Francis and the Market

In Evangelii Gaudium, the apostolic exhortation released just before Thanksgiving, Pope Francis focuses mostly on the Christian imperative of sharing the Gospel. He devotes somewhere in the neighborhood of 10 percent of this 50,000-word document to advice about how to preach a good sermon. But his comments on economics made the news. It’s tempting to dismiss this focus as just another case of the secular world fixing on its own preoccupations, as it has done by talking endlessly about how Francis doesn’t want the Church to talk endlessly about sex. But that’s a mistake. Francis composes particularly strong denunciations of what he regards as false thinking about economics.

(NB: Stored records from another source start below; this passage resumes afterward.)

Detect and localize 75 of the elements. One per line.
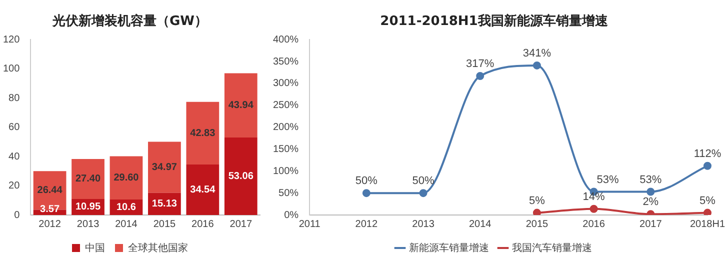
data-label: 34.54	[190, 184, 216, 196]
data-label: 10.95	[76, 202, 101, 213]
bar	[224, 137, 258, 215]
data-label: 15.13	[152, 198, 178, 210]
legend-label: 全球其他国家	[128, 242, 188, 254]
data-label: 43.94	[228, 100, 254, 112]
bar	[186, 164, 220, 215]
data-label: 5%	[529, 194, 546, 207]
point	[703, 162, 712, 170]
x-tick-label: 2012	[38, 218, 62, 230]
data-label: 14%	[582, 190, 606, 203]
data-label: 10.6	[116, 202, 136, 214]
data-label: 2%	[642, 196, 659, 208]
bar	[186, 102, 220, 165]
data-label: 112%	[694, 148, 722, 160]
y-tick-label: 300%	[273, 78, 299, 90]
bar	[72, 158, 104, 199]
y-tick-label: 100%	[273, 166, 299, 177]
x-tick-label: 2013	[76, 218, 100, 230]
point	[419, 189, 428, 198]
legend-label: 新能源车销量增速	[409, 242, 489, 254]
y-tick-label: 100	[2, 64, 20, 75]
y-tick-label: 0%	[284, 210, 299, 221]
data-label: 29.60	[114, 172, 140, 184]
y-tick-label: 250%	[273, 100, 299, 112]
point	[362, 189, 370, 198]
y-tick-label: 120	[2, 34, 20, 46]
data-label: 34.97	[152, 162, 178, 174]
y-tick-label: 40	[8, 151, 20, 162]
data-label: 53.06	[228, 170, 254, 182]
y-tick-label: 200%	[273, 122, 299, 134]
y-tick-label: 0	[14, 210, 20, 221]
data-label: 3.57	[40, 204, 60, 215]
data-label: 5%	[700, 194, 716, 207]
x-tick-label: 2017	[230, 218, 252, 230]
y-tick-label: 50%	[278, 188, 299, 199]
y-tick-label: 20	[8, 180, 20, 192]
x-tick-label: 2015	[526, 218, 549, 230]
chart-title: 光伏新增装机容量（GW）	[51, 13, 208, 30]
chart-title: 2011-2018H1我国新能源车销量增速	[380, 13, 609, 30]
data-label: 53%	[640, 174, 662, 186]
point	[532, 61, 541, 70]
data-label: 53%	[596, 174, 620, 186]
x-tick-label: 2011	[298, 218, 321, 230]
legend-label: 我国汽车销量增速	[512, 242, 592, 254]
x-tick-label: 2012	[355, 218, 378, 230]
y-tick-label: 400%	[273, 34, 299, 46]
x-tick-label: 2015	[153, 218, 176, 230]
x-tick-label: 2013	[412, 218, 435, 230]
point	[646, 188, 655, 196]
x-tick-label: 2016	[192, 218, 214, 230]
data-label: 42.83	[190, 128, 216, 139]
x-tick-label: 2018H1	[690, 218, 726, 230]
x-tick-label: 2014	[115, 218, 138, 230]
x-tick-label: 2014	[468, 218, 492, 230]
point	[590, 204, 598, 213]
x-tick-label: 2016	[582, 218, 606, 230]
data-label: 50%	[355, 175, 378, 188]
data-label: 317%	[466, 58, 494, 70]
legend-label: 中国	[85, 242, 105, 254]
bar	[148, 142, 181, 193]
y-tick-label: 150%	[273, 144, 299, 155]
data-label: 50%	[412, 175, 434, 188]
y-tick-label: 60	[8, 122, 20, 134]
data-label: 341%	[522, 48, 552, 60]
bar	[110, 156, 143, 200]
data-label: 27.40	[76, 174, 101, 185]
bar	[224, 73, 258, 138]
data-label: 26.44	[37, 185, 63, 196]
point	[703, 208, 712, 215]
x-tick-label: 2017	[640, 218, 662, 230]
y-tick-label: 350%	[273, 56, 299, 68]
y-tick-label: 80	[8, 92, 20, 104]
point	[532, 208, 541, 215]
point	[476, 72, 484, 80]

He rejects the “economy of exclusion and inequality” and decries the fact that “today everything comes under the laws of competition and the survival of the fittest.” He takes aim at those who “continue to defend trickle-down theories which assume that economic growth, encouraged by a free market, will inevitably succeed in bringing about greater justice and inclusiveness in the world.” He denounces “the idolatry of money” and “the absolute autonomy of markets and financial speculation,” and declares inequality “the root of social ills.”

These are provocations, to be sure, and ones worth thinking about. Unfortunately, many commentators have allowed their primal political instincts to take over. Leftists swoon: The pope is anti-capitalist! Free-market conservatives moan: The pope is anti-capitalist! Rush Limbaugh blustered that Francis “doesn’t know what he’s talking about” and described his views as “pure Marxism.”

This doesn’t make much sense. To begin, Francis makes no gestures toward socialism, the obvious (and only) alternative. Although he looks to the political sphere for an alternative to life organized by economic relations—who doesn’t?—there’s no juxtaposition of the benevolence of the state to the cruelty of free markets. No doubt he’s quite aware that those who control government often enrich themselves and their allies rather than serving the common good.

In any case, the old capitalism-versus-socialism battle is not very relevant to twenty-first-century realities. We live in an age in which capitalism is globally triumphant. The question Francis is asking—or, at least, that I take him to be asking—is what to do about the fact of global capitalism.

What’s to be done about wage competition between workers in Bangalore, India, and Youngstown, Ohio? About the migration of people in search of economic opportunity? How will global finance be regulated? Pollution and climate change? And then there’s the mother of all questions, the one Francis brings to the fore: How can we include as many people as possible in the prosperity being created by the capitalist revolution sweeping the globe?